Télex : 43 222 111 925

Vous donnerez plus de poids à votre lettre en en adressant une copie à la représentation diplomatique du Brésil dans votre pays.

chine

Jampel Changchub

Jampel Changchub, un moine bouddhiste du monastère de Drepung, près de Lhassa, a été arrêté en avril 1989 et condamné, en novembre de la même année, à dix-neuf ans d'emprisonnement, la plus longue peine infligée ces dernières années au Tibet à un prisonnier d'opinion.

Jampel Changchub, âgé d'une trentaine d'années, a été présenté comme le « membre principal » d'une « organisation contre-révolutionnaire » ayant édité des « textes réactionnaires » et « diffamé sur un ton venimeux le système socialiste chinois, caractérisé par la dictature démocratique populaire ». Il a également été accusé d'avoir « recueilli des renseignements et de les avoir transmis à l'ennemi ». Parmi les « textes réactionnaires » que ce groupe était accusé d'avoir édités figurait une traduction en tibétain de la Déclaration universelle des droits de l'homme.

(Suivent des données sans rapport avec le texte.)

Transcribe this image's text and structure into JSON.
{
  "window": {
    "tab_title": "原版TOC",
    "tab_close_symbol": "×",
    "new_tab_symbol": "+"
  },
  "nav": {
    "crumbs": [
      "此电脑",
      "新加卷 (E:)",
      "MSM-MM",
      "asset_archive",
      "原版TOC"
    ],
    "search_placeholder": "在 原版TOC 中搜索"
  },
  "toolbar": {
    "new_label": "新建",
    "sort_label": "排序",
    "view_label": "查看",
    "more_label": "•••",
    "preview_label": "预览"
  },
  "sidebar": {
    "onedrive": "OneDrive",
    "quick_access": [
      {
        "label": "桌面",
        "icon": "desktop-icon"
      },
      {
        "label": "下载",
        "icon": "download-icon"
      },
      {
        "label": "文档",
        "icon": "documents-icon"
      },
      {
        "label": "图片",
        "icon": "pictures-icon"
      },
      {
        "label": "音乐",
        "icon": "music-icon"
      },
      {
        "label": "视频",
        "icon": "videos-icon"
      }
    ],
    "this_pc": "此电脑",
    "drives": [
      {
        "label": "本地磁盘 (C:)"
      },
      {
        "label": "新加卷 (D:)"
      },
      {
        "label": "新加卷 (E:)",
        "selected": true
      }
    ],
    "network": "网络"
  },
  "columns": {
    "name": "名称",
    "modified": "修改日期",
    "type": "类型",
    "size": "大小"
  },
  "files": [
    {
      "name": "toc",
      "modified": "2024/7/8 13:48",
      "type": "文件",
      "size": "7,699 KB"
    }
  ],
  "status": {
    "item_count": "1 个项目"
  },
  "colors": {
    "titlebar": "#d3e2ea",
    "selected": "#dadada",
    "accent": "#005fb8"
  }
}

Les accusations portées contre Jampel Changchub ont été lues lors d'un rassemblement de condamnation publique qui s'est tenu le 30 novembre 1991. (Les rassemblements de condamnation publique sont des rassemblements au cours desquels sont annoncés les chefs d'accusation à l'encontre des prisonniers ainsi que leur peine, laquelle a été fixée à l'avance. Les prisonniers exhibés à l'occasion de ces rassemblements n'ont pas la possibilité réelle de présenter leur défense ; ils doivent généralement observer une attitude humble donnant à penser qu'ils se reconnaissent coupables des charges retenues contre eux.)

Huit autres moines du monastère de Drepung ont été condamnés à des peines allant de cinq à dix-sept ans d'emprisonnement pour participation présumée aux activités de l'organisation, dont le chef serait Ngawang Phulchung.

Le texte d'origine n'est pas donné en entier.